I am not the sort of person who lives for contemporary art installations… however, I have to praise an exhibition we saw at the McMichael Art Gallery in Kleinburg, Ontario. I am a bit biased because it was curated by Julia Pine – my former assistant at the Bata Shoe Museum who I now have to address as ‘doctor’ because she has since acquired a stack of academic initials.
Julia, I mean Dr. Pine, curated Fashionality: Dress and Identity in Contemporary Canadian Art – an exploration of how apparel and the act of adornment is used by 23 active Canadian artists in their work. The exhibition is divided into four general themes:
The first theme is about the art of creating.

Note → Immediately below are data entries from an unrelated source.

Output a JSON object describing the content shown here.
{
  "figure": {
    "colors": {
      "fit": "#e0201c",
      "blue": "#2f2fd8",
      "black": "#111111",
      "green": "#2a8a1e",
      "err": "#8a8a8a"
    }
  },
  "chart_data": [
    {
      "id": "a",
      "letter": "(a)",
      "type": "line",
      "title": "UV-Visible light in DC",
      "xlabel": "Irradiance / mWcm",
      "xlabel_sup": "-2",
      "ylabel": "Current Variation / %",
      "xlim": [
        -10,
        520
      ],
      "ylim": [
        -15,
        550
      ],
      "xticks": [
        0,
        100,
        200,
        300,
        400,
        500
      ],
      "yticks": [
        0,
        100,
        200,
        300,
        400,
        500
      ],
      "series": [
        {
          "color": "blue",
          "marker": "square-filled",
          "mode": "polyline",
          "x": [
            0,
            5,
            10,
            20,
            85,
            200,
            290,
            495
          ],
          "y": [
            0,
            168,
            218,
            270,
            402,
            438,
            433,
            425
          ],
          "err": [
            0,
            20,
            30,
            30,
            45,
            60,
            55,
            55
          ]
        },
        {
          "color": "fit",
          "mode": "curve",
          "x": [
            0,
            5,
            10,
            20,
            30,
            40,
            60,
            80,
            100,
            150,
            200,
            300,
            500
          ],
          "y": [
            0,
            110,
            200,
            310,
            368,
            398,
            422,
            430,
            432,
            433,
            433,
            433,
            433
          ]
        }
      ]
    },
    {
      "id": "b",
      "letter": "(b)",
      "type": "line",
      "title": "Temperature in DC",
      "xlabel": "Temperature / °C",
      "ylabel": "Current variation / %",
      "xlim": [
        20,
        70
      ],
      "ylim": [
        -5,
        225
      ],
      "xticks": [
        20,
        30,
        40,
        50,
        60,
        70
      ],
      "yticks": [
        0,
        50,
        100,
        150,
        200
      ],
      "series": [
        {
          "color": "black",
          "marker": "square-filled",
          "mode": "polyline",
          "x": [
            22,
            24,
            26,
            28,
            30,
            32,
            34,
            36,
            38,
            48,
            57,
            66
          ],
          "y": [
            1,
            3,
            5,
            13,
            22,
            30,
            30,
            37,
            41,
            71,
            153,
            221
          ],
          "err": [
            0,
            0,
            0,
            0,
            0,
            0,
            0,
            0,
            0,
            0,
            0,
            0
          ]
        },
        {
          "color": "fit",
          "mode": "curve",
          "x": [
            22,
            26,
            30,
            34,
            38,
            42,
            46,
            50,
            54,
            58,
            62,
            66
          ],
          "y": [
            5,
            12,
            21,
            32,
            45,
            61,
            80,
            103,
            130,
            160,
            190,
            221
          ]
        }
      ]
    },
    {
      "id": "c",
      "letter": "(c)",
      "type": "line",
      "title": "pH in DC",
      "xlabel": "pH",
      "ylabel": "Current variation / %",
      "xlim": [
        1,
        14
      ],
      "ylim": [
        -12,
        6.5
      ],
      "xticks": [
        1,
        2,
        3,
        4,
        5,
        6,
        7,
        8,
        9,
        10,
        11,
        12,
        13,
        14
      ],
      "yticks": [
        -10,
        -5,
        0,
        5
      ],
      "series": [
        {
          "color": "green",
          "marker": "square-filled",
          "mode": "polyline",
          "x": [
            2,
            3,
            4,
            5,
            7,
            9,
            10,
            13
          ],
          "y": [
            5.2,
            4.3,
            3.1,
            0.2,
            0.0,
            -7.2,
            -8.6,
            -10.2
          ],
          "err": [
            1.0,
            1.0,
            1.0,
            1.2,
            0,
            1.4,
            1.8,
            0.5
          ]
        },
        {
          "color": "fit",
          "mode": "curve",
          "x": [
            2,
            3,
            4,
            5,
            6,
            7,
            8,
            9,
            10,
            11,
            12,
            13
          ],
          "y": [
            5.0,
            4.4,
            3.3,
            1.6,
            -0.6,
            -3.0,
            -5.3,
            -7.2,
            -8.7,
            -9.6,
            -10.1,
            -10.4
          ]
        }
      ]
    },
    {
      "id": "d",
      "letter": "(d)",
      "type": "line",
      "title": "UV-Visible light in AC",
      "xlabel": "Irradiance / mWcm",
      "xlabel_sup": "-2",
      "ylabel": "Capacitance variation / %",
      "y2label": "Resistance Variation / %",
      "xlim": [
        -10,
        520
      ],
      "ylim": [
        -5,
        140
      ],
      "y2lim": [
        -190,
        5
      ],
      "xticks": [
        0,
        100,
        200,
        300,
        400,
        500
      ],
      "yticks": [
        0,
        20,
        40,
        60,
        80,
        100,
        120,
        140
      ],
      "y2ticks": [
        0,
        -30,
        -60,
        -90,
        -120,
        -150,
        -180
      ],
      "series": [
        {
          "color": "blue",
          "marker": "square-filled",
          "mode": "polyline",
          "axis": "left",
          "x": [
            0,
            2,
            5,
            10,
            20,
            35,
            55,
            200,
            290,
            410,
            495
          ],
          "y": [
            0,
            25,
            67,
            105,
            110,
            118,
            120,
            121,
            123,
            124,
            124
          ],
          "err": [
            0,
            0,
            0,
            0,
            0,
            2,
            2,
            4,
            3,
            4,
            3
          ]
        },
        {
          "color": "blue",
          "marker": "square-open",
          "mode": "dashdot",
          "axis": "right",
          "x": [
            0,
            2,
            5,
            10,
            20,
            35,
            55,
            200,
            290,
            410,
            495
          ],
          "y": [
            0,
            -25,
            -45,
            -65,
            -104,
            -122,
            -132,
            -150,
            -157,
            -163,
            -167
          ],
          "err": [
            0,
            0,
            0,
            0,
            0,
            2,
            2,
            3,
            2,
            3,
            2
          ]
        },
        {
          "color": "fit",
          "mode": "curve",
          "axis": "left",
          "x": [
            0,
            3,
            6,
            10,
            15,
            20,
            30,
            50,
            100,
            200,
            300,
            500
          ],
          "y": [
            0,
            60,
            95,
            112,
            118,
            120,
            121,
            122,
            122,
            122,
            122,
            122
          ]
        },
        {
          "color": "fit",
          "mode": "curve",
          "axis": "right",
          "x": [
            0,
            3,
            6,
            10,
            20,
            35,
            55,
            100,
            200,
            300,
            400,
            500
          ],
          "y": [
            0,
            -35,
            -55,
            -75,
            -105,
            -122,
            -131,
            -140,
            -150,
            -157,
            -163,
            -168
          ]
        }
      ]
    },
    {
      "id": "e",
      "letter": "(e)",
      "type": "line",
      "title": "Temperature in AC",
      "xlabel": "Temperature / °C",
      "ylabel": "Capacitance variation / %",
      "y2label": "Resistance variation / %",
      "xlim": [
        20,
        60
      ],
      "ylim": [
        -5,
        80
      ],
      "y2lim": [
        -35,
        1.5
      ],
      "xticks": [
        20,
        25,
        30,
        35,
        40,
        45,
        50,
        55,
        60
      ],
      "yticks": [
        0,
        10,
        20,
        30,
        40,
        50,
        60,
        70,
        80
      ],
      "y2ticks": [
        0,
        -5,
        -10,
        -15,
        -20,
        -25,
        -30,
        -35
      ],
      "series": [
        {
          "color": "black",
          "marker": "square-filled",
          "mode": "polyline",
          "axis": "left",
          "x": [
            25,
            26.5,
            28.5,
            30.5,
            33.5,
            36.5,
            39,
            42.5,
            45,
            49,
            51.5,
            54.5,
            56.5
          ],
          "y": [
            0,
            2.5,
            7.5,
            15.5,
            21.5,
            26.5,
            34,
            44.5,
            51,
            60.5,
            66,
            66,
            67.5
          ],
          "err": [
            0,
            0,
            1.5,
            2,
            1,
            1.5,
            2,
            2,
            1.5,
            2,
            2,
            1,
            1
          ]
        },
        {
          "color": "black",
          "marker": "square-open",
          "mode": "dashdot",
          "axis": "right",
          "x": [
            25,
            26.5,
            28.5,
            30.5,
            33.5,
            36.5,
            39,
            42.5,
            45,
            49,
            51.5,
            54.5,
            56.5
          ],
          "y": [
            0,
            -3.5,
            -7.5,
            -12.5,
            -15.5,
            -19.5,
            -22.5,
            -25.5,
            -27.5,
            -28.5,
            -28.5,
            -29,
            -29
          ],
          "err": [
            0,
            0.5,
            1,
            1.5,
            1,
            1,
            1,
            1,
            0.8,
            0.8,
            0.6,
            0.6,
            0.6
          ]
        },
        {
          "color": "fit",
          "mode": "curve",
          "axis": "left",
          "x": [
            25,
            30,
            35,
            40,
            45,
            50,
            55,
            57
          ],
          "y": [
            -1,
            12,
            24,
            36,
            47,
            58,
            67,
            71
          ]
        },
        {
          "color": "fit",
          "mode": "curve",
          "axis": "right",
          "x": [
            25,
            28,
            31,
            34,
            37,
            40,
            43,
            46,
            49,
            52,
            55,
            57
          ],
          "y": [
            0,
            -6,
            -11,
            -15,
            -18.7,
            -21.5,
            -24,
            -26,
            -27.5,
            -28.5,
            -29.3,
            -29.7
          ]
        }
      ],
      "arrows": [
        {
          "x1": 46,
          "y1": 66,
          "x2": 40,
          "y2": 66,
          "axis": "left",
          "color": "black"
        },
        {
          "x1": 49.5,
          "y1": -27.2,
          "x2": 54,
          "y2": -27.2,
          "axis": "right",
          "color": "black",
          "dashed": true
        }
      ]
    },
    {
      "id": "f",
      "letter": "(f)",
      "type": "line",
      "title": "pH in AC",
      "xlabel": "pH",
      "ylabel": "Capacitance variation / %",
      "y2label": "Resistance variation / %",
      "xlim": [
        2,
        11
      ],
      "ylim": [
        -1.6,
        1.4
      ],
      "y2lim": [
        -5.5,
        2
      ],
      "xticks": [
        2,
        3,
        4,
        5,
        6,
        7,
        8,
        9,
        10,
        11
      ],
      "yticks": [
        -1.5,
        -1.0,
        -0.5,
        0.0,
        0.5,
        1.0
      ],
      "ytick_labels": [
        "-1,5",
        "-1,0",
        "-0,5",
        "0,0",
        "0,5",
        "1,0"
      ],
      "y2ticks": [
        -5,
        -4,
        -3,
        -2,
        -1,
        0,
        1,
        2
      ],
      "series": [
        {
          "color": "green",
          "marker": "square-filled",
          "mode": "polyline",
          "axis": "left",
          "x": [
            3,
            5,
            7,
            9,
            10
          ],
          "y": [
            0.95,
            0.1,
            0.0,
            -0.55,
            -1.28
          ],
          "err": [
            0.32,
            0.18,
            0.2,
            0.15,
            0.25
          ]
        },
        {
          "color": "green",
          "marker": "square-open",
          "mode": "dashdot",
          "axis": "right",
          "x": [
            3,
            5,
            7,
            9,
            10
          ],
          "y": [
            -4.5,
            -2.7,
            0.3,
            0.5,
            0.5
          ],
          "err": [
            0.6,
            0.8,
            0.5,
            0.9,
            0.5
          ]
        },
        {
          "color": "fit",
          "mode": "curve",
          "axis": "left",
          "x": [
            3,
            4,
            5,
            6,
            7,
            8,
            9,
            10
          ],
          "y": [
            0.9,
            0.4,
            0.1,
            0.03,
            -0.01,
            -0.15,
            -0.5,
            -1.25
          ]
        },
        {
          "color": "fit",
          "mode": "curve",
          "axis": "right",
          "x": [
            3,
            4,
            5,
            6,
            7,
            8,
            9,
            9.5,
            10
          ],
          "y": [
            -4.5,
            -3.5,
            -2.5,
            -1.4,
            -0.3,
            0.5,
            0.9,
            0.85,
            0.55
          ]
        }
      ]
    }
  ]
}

My favourite was a wall of clothing made and worn by artist Nathalie Purschwitz who, like the woman who cooked her way through Julia Child’s recipes, blogged about everything she made and wore for one year – nothing she wore was made by anyone but her, from shoes to sunglasses.
The second part of the exhibition examines clothing and the life cycle. A stunning wall mural of hundreds of tiny knitted sweaters, entitled Lost Boys, is a poignant tribute to fallen soldiers of the First World War. The artist Michele Karch-Ackerman continues to add to this piece, in fact if you want to help, click on her name to learn how to volunteer to make more of these sweaters.
The third element of the show looks at fashion. This is perhaps the most traditional approach within the exhibition consisting mostly of sketches, paintings and photographs. I was drawn in particular to some eye-catching photographs taken of chiffon and tulle dresses frozen within blocks of ice. Nicole Dextras is the artist who has created these hauntingly beautiful sculptures that she photographs for posterity before they melt.
The finale looks at identity. At one end of the gallery there is a three-story red plaid lumberjack shirt and at the other, a cover of ‘Cosmosquaw’ and in between are some of the works of Kent Monkman. Monkman adeptly uses humour to express his Native and sexual identity through a variety of artistic forms. One of his many genres are paintings done in the style of 19th century artists of Native life, like Kreighoff and Rindisbacher, but when you look closely you realize the ‘noble savages’ are in high heels! Probably my favourite piece was the ‘LV’ quiver, but there was also a dream-catcher bra that ran a close second.
I recommend Fashionality – it’s a great complimentary exhibition to the traditional Canadian school of art that makes up the balance of the McMichael art collection. The exhibition will be on display until September 3.